The test has the advantage that multiple samples can be tested at the same time in the microtiter well format and the results can be interpreted on the same day. The requirement of microtiter pipettes, pipette tips, tubes with microbead, vortex adaptor for continuous vortexing for 30 min, a high-speed centrifuge for centrifugation at 10,000 rpm, and antibiotic powders (cefotaxime and tazobactam sodium salt) is a disadvantage. It is also important that the antibiotic powders are stored at the appropriate temperature as this could also affect the sensitivity of the test.

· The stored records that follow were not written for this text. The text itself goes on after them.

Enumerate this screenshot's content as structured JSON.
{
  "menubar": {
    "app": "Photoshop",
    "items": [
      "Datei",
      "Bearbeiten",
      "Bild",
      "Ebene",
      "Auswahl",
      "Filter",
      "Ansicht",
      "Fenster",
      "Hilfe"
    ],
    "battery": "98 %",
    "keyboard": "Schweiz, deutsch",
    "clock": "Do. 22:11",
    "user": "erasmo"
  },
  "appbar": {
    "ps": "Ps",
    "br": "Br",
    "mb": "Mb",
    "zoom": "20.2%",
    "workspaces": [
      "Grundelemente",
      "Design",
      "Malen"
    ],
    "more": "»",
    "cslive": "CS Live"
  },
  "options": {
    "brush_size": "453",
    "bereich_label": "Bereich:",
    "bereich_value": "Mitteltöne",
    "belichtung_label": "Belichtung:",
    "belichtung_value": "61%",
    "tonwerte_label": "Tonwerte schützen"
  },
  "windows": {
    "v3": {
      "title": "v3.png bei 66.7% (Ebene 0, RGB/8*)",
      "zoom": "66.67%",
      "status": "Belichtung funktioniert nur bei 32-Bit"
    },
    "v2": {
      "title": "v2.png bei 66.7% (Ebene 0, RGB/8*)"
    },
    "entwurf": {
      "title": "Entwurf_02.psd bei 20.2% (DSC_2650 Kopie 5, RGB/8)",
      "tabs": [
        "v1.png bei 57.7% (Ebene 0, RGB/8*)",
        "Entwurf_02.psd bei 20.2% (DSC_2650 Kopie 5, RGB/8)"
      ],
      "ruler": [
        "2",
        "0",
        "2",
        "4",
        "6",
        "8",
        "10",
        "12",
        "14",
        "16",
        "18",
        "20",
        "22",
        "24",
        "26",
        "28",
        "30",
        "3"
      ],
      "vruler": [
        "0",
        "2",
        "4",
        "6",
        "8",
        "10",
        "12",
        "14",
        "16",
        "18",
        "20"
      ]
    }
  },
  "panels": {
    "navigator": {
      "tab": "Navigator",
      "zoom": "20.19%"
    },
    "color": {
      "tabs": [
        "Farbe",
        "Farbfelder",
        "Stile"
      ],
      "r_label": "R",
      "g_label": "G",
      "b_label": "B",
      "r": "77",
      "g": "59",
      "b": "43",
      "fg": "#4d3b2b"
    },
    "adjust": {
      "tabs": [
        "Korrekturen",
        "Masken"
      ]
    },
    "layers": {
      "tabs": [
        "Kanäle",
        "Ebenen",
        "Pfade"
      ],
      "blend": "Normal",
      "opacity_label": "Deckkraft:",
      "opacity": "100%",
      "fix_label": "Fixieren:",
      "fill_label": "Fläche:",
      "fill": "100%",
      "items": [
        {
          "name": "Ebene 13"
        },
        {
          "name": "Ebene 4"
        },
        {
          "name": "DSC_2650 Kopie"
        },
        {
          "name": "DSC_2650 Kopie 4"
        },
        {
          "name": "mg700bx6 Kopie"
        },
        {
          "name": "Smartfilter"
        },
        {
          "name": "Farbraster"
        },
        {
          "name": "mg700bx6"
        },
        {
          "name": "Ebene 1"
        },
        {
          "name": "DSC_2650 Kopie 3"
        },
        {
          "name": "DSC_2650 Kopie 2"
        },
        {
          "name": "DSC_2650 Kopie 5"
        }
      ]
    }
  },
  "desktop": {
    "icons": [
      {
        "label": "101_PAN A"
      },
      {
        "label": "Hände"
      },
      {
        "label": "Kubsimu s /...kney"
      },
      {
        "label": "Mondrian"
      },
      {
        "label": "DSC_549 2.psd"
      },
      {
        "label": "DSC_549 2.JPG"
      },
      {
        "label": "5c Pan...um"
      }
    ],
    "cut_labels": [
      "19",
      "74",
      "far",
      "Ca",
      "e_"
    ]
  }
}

In contrast, though the phenotypic confirmatory test recommended by the CLSI requires 24 h incubation, it does not require special equipment and consumables other than the incubator, Petri dishes, and Mueller–Hinton agar medium which are generally available in most of the diagnostic laboratories performing microbiological investigations. The antibiotic discs used for the test are easily available and are more stable on storage at 2°C–8°C for longer period. No specific training is required as the technologists are familiar with disc diffusion method.

Conclusion

The novel rapid NDP test has an excellent specificity with a short time to positivity of 1 h. As the test yielded a lower sensitivity in our study, in contrast to the results of Nordmann et al., possibly due to combination of factors such as the phenotypic type of ESBL producer and technical reasons, the repeatability and feasibility of the test in the routine diagnostic laboratory with limited resources need to be further evaluated.